Granted, Steve's lecture on saving seed was eye-opening. I had no idea how such a thing worked with lettuce, and I had no idea how many varieties of lettuce there were. Steve has been growing lettuce in our area for almost thirty years and he pretty much seems to be growing his own cultivars now. His lecture piqued my interest in lettuce a little more...but not even really to a simmer.

Over the last two months we had our first crop of mesclun fail (planted too late) and our second crop of butter lettuces (planted too late, perhaps not enough sun) has puttered along. We obtained the seeds for both of these crops from mail-order sources. I haven't given up on our second crop, but I can't say they have been a success either.

Meanwhile, the lettuces we got from Steve were slowly moving along, growing bit by bit. We attributed this to planting them in the wrong season and the hot weather. However, the weather cooled off a couple weeks ago and Steve's lettuces got to eating size. We know that lettuces tend to bolt if exposed to prolonged hot weather so we thought we should just try some in case we ended up losing the crop.

It was excellent. (I'm kicking myself for not photographing the pea, mint, lemon, pecorino salad we made Friday night with it.) But the most interesting surprise was how fast it grew back in. I noticed this while hand-watering* this weekend and immediately called Denise over to see it. I am still blown away every time I walk by it.

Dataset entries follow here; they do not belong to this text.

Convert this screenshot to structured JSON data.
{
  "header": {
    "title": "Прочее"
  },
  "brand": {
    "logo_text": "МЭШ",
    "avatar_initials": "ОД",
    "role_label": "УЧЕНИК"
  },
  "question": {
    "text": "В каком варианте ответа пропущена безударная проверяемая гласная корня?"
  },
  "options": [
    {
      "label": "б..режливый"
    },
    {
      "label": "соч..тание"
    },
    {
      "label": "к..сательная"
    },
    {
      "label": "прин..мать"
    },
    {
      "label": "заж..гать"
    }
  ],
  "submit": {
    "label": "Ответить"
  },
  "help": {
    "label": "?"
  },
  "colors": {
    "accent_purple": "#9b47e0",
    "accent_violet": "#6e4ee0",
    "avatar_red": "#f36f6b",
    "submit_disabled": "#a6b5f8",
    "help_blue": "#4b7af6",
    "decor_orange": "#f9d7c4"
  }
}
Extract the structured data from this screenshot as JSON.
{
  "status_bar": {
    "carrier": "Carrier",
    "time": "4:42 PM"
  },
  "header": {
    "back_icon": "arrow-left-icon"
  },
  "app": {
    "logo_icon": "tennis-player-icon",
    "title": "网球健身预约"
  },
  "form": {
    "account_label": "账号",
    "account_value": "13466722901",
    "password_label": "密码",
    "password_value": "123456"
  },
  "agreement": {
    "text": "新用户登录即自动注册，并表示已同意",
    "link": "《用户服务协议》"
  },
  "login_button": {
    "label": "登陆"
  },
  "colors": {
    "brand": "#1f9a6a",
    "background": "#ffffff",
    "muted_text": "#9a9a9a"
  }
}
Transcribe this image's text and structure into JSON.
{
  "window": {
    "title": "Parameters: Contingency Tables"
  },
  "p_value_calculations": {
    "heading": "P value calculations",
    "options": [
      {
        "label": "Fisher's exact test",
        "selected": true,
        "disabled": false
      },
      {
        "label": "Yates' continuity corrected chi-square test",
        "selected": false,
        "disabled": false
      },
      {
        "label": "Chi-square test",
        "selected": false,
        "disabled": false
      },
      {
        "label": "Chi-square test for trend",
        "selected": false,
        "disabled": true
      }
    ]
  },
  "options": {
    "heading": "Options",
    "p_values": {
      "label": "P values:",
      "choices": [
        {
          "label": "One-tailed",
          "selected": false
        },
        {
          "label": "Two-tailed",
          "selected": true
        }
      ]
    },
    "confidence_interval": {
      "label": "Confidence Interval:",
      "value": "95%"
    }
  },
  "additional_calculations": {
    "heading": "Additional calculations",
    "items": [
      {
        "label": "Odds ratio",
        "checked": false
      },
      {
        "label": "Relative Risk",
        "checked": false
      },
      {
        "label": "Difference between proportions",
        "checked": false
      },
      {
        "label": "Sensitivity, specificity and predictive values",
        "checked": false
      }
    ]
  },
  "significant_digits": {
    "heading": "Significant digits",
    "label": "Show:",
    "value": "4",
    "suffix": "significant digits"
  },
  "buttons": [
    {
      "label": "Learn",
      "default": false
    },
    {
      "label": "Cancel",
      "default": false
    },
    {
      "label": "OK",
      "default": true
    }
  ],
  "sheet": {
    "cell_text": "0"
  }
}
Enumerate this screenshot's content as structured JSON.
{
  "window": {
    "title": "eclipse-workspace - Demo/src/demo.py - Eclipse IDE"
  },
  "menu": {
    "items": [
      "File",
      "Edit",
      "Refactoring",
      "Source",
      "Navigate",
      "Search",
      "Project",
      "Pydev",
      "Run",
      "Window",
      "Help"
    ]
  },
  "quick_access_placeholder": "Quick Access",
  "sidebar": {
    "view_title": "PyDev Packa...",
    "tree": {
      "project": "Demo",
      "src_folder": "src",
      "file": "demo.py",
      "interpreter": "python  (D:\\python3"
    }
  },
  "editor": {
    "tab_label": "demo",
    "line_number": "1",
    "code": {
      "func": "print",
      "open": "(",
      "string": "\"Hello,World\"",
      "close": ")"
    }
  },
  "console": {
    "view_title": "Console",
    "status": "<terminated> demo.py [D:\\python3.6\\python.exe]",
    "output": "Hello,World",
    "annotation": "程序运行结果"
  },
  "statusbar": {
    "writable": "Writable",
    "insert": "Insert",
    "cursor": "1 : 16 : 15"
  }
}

Below there are two photographs that show the lettuce we harvested this Friday in the foreground and lettuces we harvested a week ago Friday in the background. We have been harvesting lettuces by snipping the leaves about an inch and a half from the base. Denise learned that the lettuces actually grow from the bottom (seems obvious enough I suppose) and if you look at the photos carefully you can see that the tips of the re-grown lettuces are flat where they were snipped.


So the logical moral to the story is that seeds / crops that have grown well in this climate, in fact in this case, were developed in this climate, will do best. We're looking forward to harvesting Steve's crop as long as possible into the fall, letting it go to seed, and planting a whole lot more of it next year.

-- Chris

* Hand-watering. We've been getting some grief from some of our friends for not putting in drip irrigation. usually this comes after we say something like "I'd love to attend your baby shower/birthday party/wedding but I have to water my tomatoes." OK, that's an exaggeration, but it is not an overstatement to say that growing food without irrigation can put a bit of a cramp on your social life. Which is fine with us. That, and we're cheap. Especially on rented land. Add in that we didn't exactly know what we were doing when we laid out the beds, and irrigation is kind of ruled out for us.

But I have been reading more and more that indicates that hand-watering is the way to go for several reasons, but the most interesting one to me is that it forces you to slow down and spend time with your plants on a regular basis. You notice little things (like lettuce re-growth) and you learn about how your plants grow in a way you never would if you let a nanny raise your kids. Oops, I mixed metaphors there. But I stand by my opinion.